Say something (longer pause)
“I am not able to get rid of you”
“You will”
“Have you”
“Next question”
“I just did, I’ll hang up”

Trrrrrrrrrrrrrrrrrrrrr…… went the line

“I’ve lost it”

No one tells you how far you can go chasing that one big dream that never materialized (debatable).
Risking all what you have got to trade for them becomes an obvious alternative, rather cruelly crushing of reasons but that’s how it goes.
I go back to my bed to romance with my Engineering articles and my core loneliness with vestiges of my hopes intertwined with cynicism.
Its Nov. 2008 life has come full circle since then. I wonder why it (my life) screeched to an amusing halt for some time. Maybe because it just never sleep.
And move over oldies? He was right, when he painfully sung..
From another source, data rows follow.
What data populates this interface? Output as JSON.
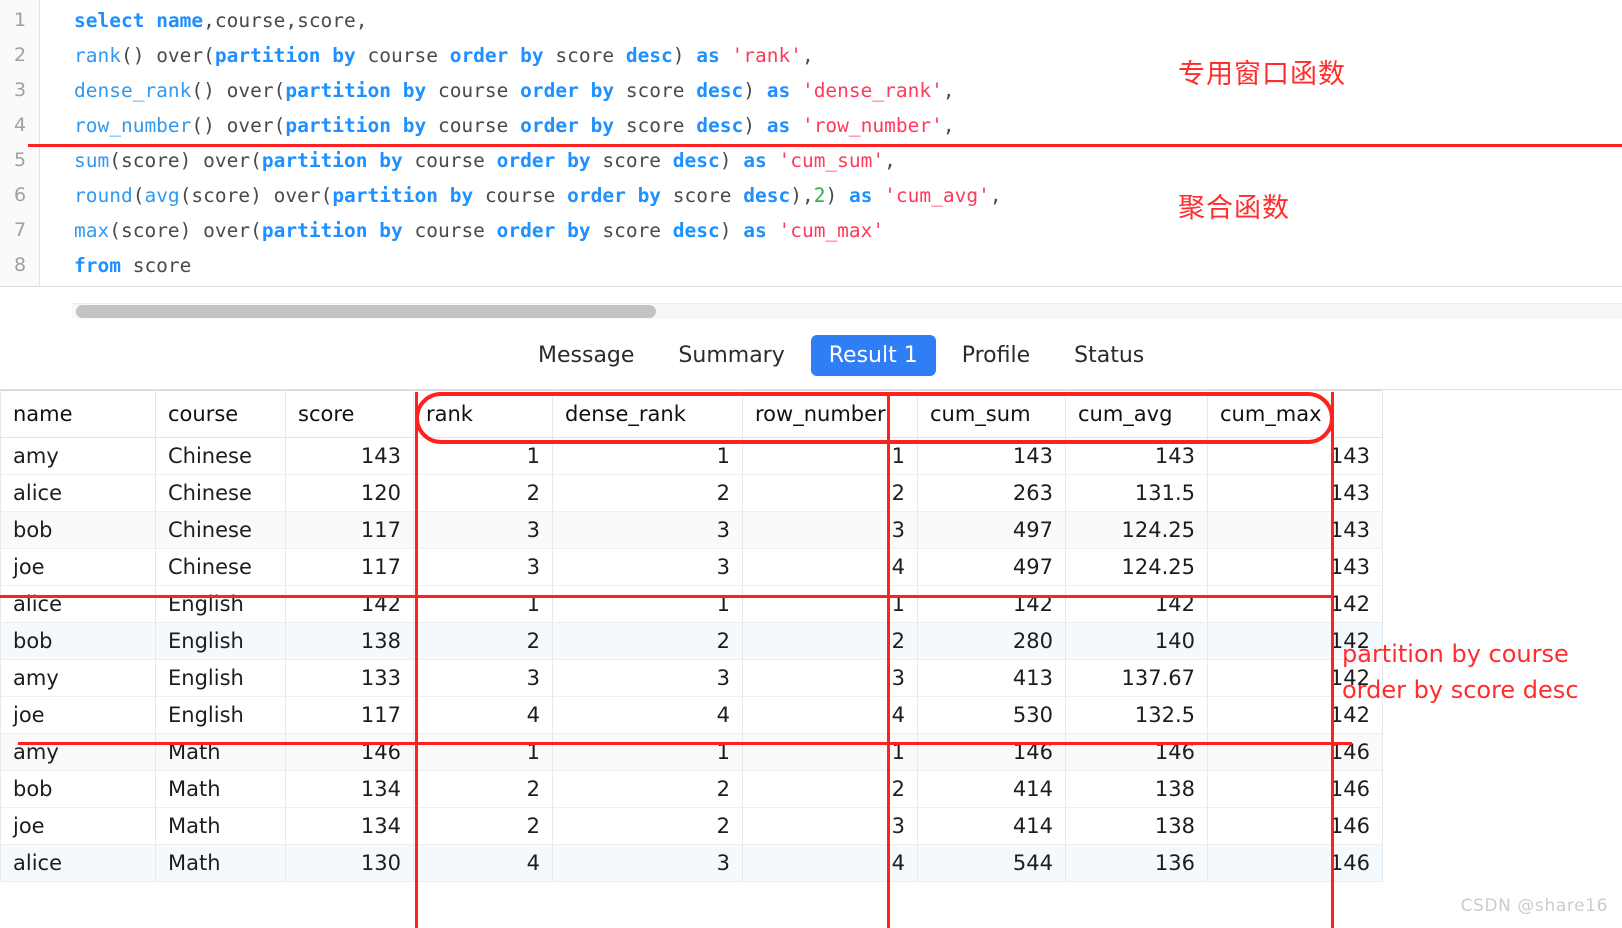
{
  "editor": {
    "lines": [
      {
        "no": "1",
        "tokens": [
          {
            "t": "select ",
            "c": "kw"
          },
          {
            "t": "name",
            "c": "kw"
          },
          {
            "t": ",course,score,",
            "c": "pln"
          }
        ]
      },
      {
        "no": "2",
        "tokens": [
          {
            "t": "rank",
            "c": "fn"
          },
          {
            "t": "() over(",
            "c": "pln"
          },
          {
            "t": "partition by ",
            "c": "kw"
          },
          {
            "t": "course ",
            "c": "pln"
          },
          {
            "t": "order by ",
            "c": "kw"
          },
          {
            "t": "score ",
            "c": "pln"
          },
          {
            "t": "desc",
            "c": "kw"
          },
          {
            "t": ") ",
            "c": "pln"
          },
          {
            "t": "as ",
            "c": "kw"
          },
          {
            "t": "'rank'",
            "c": "str"
          },
          {
            "t": ",",
            "c": "pln"
          }
        ]
      },
      {
        "no": "3",
        "tokens": [
          {
            "t": "dense_rank",
            "c": "fn"
          },
          {
            "t": "() over(",
            "c": "pln"
          },
          {
            "t": "partition by ",
            "c": "kw"
          },
          {
            "t": "course ",
            "c": "pln"
          },
          {
            "t": "order by ",
            "c": "kw"
          },
          {
            "t": "score ",
            "c": "pln"
          },
          {
            "t": "desc",
            "c": "kw"
          },
          {
            "t": ") ",
            "c": "pln"
          },
          {
            "t": "as ",
            "c": "kw"
          },
          {
            "t": "'dense_rank'",
            "c": "str"
          },
          {
            "t": ",",
            "c": "pln"
          }
        ]
      },
      {
        "no": "4",
        "tokens": [
          {
            "t": "row_number",
            "c": "fn"
          },
          {
            "t": "() over(",
            "c": "pln"
          },
          {
            "t": "partition by ",
            "c": "kw"
          },
          {
            "t": "course ",
            "c": "pln"
          },
          {
            "t": "order by ",
            "c": "kw"
          },
          {
            "t": "score ",
            "c": "pln"
          },
          {
            "t": "desc",
            "c": "kw"
          },
          {
            "t": ") ",
            "c": "pln"
          },
          {
            "t": "as ",
            "c": "kw"
          },
          {
            "t": "'row_number'",
            "c": "str"
          },
          {
            "t": ",",
            "c": "pln"
          }
        ]
      },
      {
        "no": "5",
        "tokens": [
          {
            "t": "sum",
            "c": "fn"
          },
          {
            "t": "(score) over(",
            "c": "pln"
          },
          {
            "t": "partition by ",
            "c": "kw"
          },
          {
            "t": "course ",
            "c": "pln"
          },
          {
            "t": "order by ",
            "c": "kw"
          },
          {
            "t": "score ",
            "c": "pln"
          },
          {
            "t": "desc",
            "c": "kw"
          },
          {
            "t": ") ",
            "c": "pln"
          },
          {
            "t": "as ",
            "c": "kw"
          },
          {
            "t": "'cum_sum'",
            "c": "str"
          },
          {
            "t": ",",
            "c": "pln"
          }
        ]
      },
      {
        "no": "6",
        "tokens": [
          {
            "t": "round",
            "c": "fn"
          },
          {
            "t": "(",
            "c": "pln"
          },
          {
            "t": "avg",
            "c": "fn"
          },
          {
            "t": "(score) over(",
            "c": "pln"
          },
          {
            "t": "partition by ",
            "c": "kw"
          },
          {
            "t": "course ",
            "c": "pln"
          },
          {
            "t": "order by ",
            "c": "kw"
          },
          {
            "t": "score ",
            "c": "pln"
          },
          {
            "t": "desc",
            "c": "kw"
          },
          {
            "t": "),",
            "c": "pln"
          },
          {
            "t": "2",
            "c": "num"
          },
          {
            "t": ") ",
            "c": "pln"
          },
          {
            "t": "as ",
            "c": "kw"
          },
          {
            "t": "'cum_avg'",
            "c": "str"
          },
          {
            "t": ",",
            "c": "pln"
          }
        ]
      },
      {
        "no": "7",
        "tokens": [
          {
            "t": "max",
            "c": "fn"
          },
          {
            "t": "(score) over(",
            "c": "pln"
          },
          {
            "t": "partition by ",
            "c": "kw"
          },
          {
            "t": "course ",
            "c": "pln"
          },
          {
            "t": "order by ",
            "c": "kw"
          },
          {
            "t": "score ",
            "c": "pln"
          },
          {
            "t": "desc",
            "c": "kw"
          },
          {
            "t": ") ",
            "c": "pln"
          },
          {
            "t": "as ",
            "c": "kw"
          },
          {
            "t": "'cum_max'",
            "c": "str"
          }
        ]
      },
      {
        "no": "8",
        "tokens": [
          {
            "t": "from ",
            "c": "kw"
          },
          {
            "t": "score",
            "c": "pln"
          }
        ]
      }
    ]
  },
  "tabs": [
    {
      "label": "Message",
      "active": false
    },
    {
      "label": "Summary",
      "active": false
    },
    {
      "label": "Result 1",
      "active": true
    },
    {
      "label": "Profile",
      "active": false
    },
    {
      "label": "Status",
      "active": false
    }
  ],
  "result_table": {
    "columns": [
      "name",
      "course",
      "score",
      "rank",
      "dense_rank",
      "row_number",
      "cum_sum",
      "cum_avg",
      "cum_max"
    ],
    "rows": [
      {
        "cells": [
          "amy",
          "Chinese",
          "143",
          "1",
          "1",
          "1",
          "143",
          "143",
          "143"
        ],
        "bg": "white"
      },
      {
        "cells": [
          "alice",
          "Chinese",
          "120",
          "2",
          "2",
          "2",
          "263",
          "131.5",
          "143"
        ],
        "bg": "white"
      },
      {
        "cells": [
          "bob",
          "Chinese",
          "117",
          "3",
          "3",
          "3",
          "497",
          "124.25",
          "143"
        ],
        "bg": "gray"
      },
      {
        "cells": [
          "joe",
          "Chinese",
          "117",
          "3",
          "3",
          "4",
          "497",
          "124.25",
          "143"
        ],
        "bg": "white"
      },
      {
        "cells": [
          "alice",
          "English",
          "142",
          "1",
          "1",
          "1",
          "142",
          "142",
          "142"
        ],
        "bg": "white"
      },
      {
        "cells": [
          "bob",
          "English",
          "138",
          "2",
          "2",
          "2",
          "280",
          "140",
          "142"
        ],
        "bg": "blue"
      },
      {
        "cells": [
          "amy",
          "English",
          "133",
          "3",
          "3",
          "3",
          "413",
          "137.67",
          "142"
        ],
        "bg": "white"
      },
      {
        "cells": [
          "joe",
          "English",
          "117",
          "4",
          "4",
          "4",
          "530",
          "132.5",
          "142"
        ],
        "bg": "white"
      },
      {
        "cells": [
          "amy",
          "Math",
          "146",
          "1",
          "1",
          "1",
          "146",
          "146",
          "146"
        ],
        "bg": "gray"
      },
      {
        "cells": [
          "bob",
          "Math",
          "134",
          "2",
          "2",
          "2",
          "414",
          "138",
          "146"
        ],
        "bg": "white"
      },
      {
        "cells": [
          "joe",
          "Math",
          "134",
          "2",
          "2",
          "3",
          "414",
          "138",
          "146"
        ],
        "bg": "white"
      },
      {
        "cells": [
          "alice",
          "Math",
          "130",
          "4",
          "3",
          "4",
          "544",
          "136",
          "146"
        ],
        "bg": "blue"
      }
    ]
  },
  "annotations": {
    "window_functions_label": "专用窗口函数",
    "aggregate_functions_label": "聚合函数",
    "partition_label_line1": "partition by course",
    "partition_label_line2": "order by score desc",
    "color": "#FF2020"
  },
  "watermark": "CSDN @share16"
}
“”No one knows what it’s like to be a bad man
To be sad man behind blue eyes”

I’ve lost! The good part is I’ve lost her!! The bad part how did I lost her?
Maybe I still don’t have the answer.

Wednesday, November 5, 2008

CALL OF THE METAL : I

One day on the packed sidewalks and lanes of the community centre in Vasant Vihar , i walked in silence and roar at the same time though i was with a friend i unconciously shifted to a dull and gloom all in myself .I could hear the people laugh and walk past me in a brazen kind of manner that was very full of feigning reasones and failing solitude.I was alone as a matter of fact i for no reasone had the excuse for being so cynical.Hanging out late nights have been a old hunt for me without much of sense .Somehow it reminds me of my being and it reminds me of what exactly the picture is like when one confronts the darkness.
I had been facinated by mere thought of shopping and i can go any length just to grab a place in the market full of shoppers buying happiness out of cash or credit whatever.I can always get up in the middle of night an go shopping.This time was very different i was not out on purpose, with myself stuffed with lot of apprehensions for the night ahead.I steeped out of my car with my dear friend and started to walk on the main street leading to the rear of the place that recieves the majority of the revellers,sat there on a fountain clutching on to a side-stone with a hand already busy with an egg-roll munching and i really wanted to go out in the middle loud and hard to sing a song by Metallica called "turn the page" but soon i realised it was a dream.
Later we stepped into a joint harshly done with loud interiors with an extravagance of a blacksmith workshop and they proudly call it Metal as if in desperate need of recognition.playing hard rock and sub generes satiate them dry.
I strolled ahead on a street leading to the main one and i see some more cafe's and bistro's famous for there ""Good entry regimes"" i hate them all for every reason possible.I really have a fond memory of this nature in south Delhi itself.
Loving the music i grew up have few takers and very few can stand it literally.for some reasons Metal soothes me and reminds me of presence of something strong that connects me back to everything. So lost i can only hope for a better place and more of such places and joints that really can make someones day.